La oscuridad

 


Recorría las calles sumergido en su propia oscuridad. Había perdido todo, familia, amigos, juventud, fe. La oscuridad no lo dejaba entrever ningún rescoldo de luz.
Lo había entregado todo.
Tropezaba al subir cuestas, resbalaba al bajarlas. No había llanos en su camino, sí angostas curvas.
Había elegido ser veraz. Socorrer al peregrino, clamar por la verdad. Por los demás. Por sí mismo.
¿Qué significaba todo esto ahora? ¿Qué significaba en tiempos de engaño, individualismos egoístas?
Quizás nada. Quizás poco. Para algunos, algo.
Ser veraz. Socorrer al peregrino. Clamar por la verdad. La propia. La de otros.
¿Acaso existía todavía esa posibilidad? Si existía ¿Cómo alcanzarla?
Llegó a su casa, el cansancio anidando en cada célula de su cuerpo, de su espíritu. Regresaba de sus tareas al anochecer. Todavía podía trabajar, lo hacía. Todavía podía ocultar su pesar detrás de algunas risas obligadas durante frívolos encuentros con quienes se consideraban parte de su existencia, a quienes él conocía absolutamente distantes, inhábiles hasta para mentir.
Había sido consecuente consigo mismo, había vivido cada tramo de su existencia con tal integridad que hasta se había negado a las blancas mentirillas.

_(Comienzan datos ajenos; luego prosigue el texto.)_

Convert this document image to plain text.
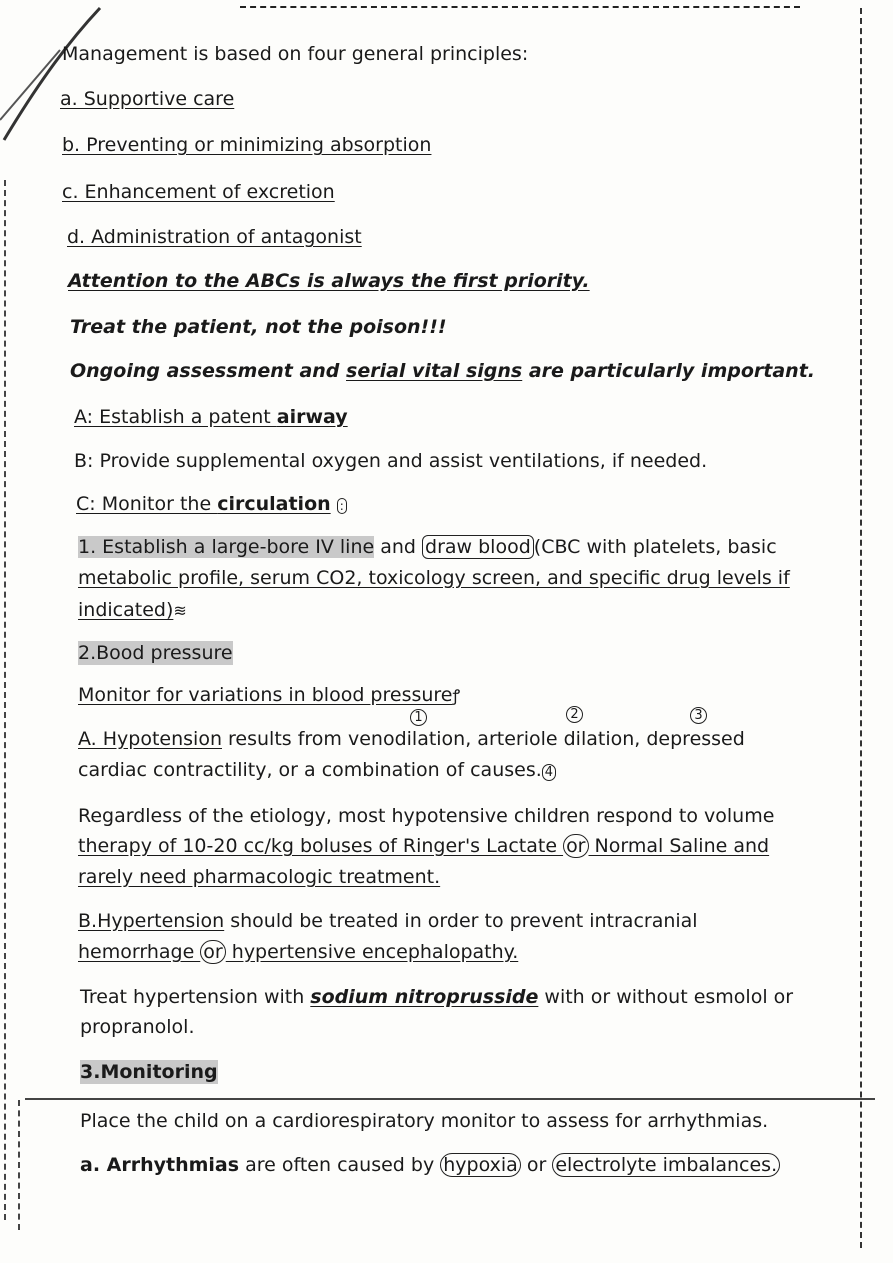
Management is based on four general principles:
a. Supportive care
b. Preventing or minimizing absorption
c. Enhancement of excretion
d. Administration of antagonist
Attention to the ABCs is always the first priority.
Treat the patient, not the poison!!!
Ongoing assessment and serial vital signs are particularly important.
A: Establish a patent airway
B: Provide supplemental oxygen and assist ventilations, if needed.
C: Monitor the circulation :
1. Establish a large-bore IV line and draw blood (CBC with platelets, basic
metabolic profile, serum CO2, toxicology screen, and specific drug levels if
indicated)≋
2.Bood pressure
Monitor for variations in blood pressureꝭ
1	2	3
A. Hypotension results from venodilation, arteriole dilation, depressed
cardiac contractility, or a combination of causes. 4
Regardless of the etiology, most hypotensive children respond to volume
therapy of 10-20 cc/kg boluses of Ringer's Lactate or Normal Saline and
rarely need pharmacologic treatment.
B.Hypertension should be treated in order to prevent intracranial
hemorrhage or hypertensive encephalopathy.
Treat hypertension with sodium nitroprusside with or without esmolol or
propranolol.
3.Monitoring
Place the child on a cardiorespiratory monitor to assess for arrhythmias.
a. Arrhythmias are often caused by hypoxia or electrolyte imbalances.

Había socorrido al peregrino.
¿Quién lo socorría a él ahora? ¿Quién lo guiaba por el oscuro túnel que cada vez se le hacía más difícil transitar?
Sin embargo, debía alcanzar la luz, debía recuperar el fresco vigor. Eso le decían.
Eso aconsejaban quienes se rodeaban de trivial sabiduría, aparentando extender sus manos. Aparentando aportar hechos pocas veces concretos, inaccesibles para él. Inabordables para sus recónditas percepciones.
A su pesar reconocía embustes. La falsedad del supuesto abrazo positivo, ficticia chanza.
En medio de todo ello, se obligaba a comprender, justificar.
Aprender minuto a minuto.
Nadie, o casi nadie, llevaría encendidas candelas para iluminar sendas ajenas.
Habrían de atravesarse desiertos, estériles tierras, ascender altas cumbres, andar tempestuosos mares, hasta descubrir la oculta entrada que condujera al íntimo paso, por cuenta y riesgo de uno mismo.
Habría de transitarlo a solas, poco a poco, alertando propicias luces, incitándolas a alumbrar oscuridades.
Le llevó tiempo entender. No fue fácil, si doloroso.
Lo que cada quien no hace por sí mismo, nadie lo hará.
No importa que tan generoso se haya sido, cuánto se haya entregado sin pedir a cambio nada, cuánto se haya amado. Cabe la posibilidad de perderlo todo a lo largo de los días que se deslizan desapercibidos.
Aunque nunca nada lo diera esperando ser retribuido, suponía vano, que lo aquilatado a lo largo de sus horas sería honesto afecto, afable compañía. No fue así.
La soledad fue fruto de lo entregado.
Esa noche, ubicado en el cómodo sillón, en un rincón apartado de la oscura terraza de su casa, respiraba quedo el airecillo aromado de las reverdecidas plantas.
Extraviada la mirada en las infinitas constelaciones brillantes del avanzado azul. Madrugada.
Por primera vez en largo tiempo sintió que determinada claridad interior intentaba mostrarse. Arribaba en medio del insomne silencio.
Descubrir otros signos. Aferrar manos realmente desplegadas, portentosas. Hallar sinceros vínculos. Intercambiar resueltas voluntades. Ir al encuentro de fieles posibilidades.
Ser veraz una vez más. Remover la tierra de lo cierto.
Volver a deambular en busca de tiempos verdaderos. De la renovada, indudable lozanía.
Conducirse, conducir a la certeza al caminante que insensato trastabilla, perdido en los engañosos rastros del oscuro vendaval.
Se sentía incapaz de cambiar lo que para él era vida valorada. Incapaz de no ser lo que era.
Veraz. Socorrerse, socorrer. Clamar por la verdad. La que anida en cada uno. La que le es peculiar, sentida. La que merece ser admitida.
Por uno mismo. Por los demás. A pesar de todo. De pie ante límites que intenten cerrar metas. De pie. A medida que avanzar posible sea.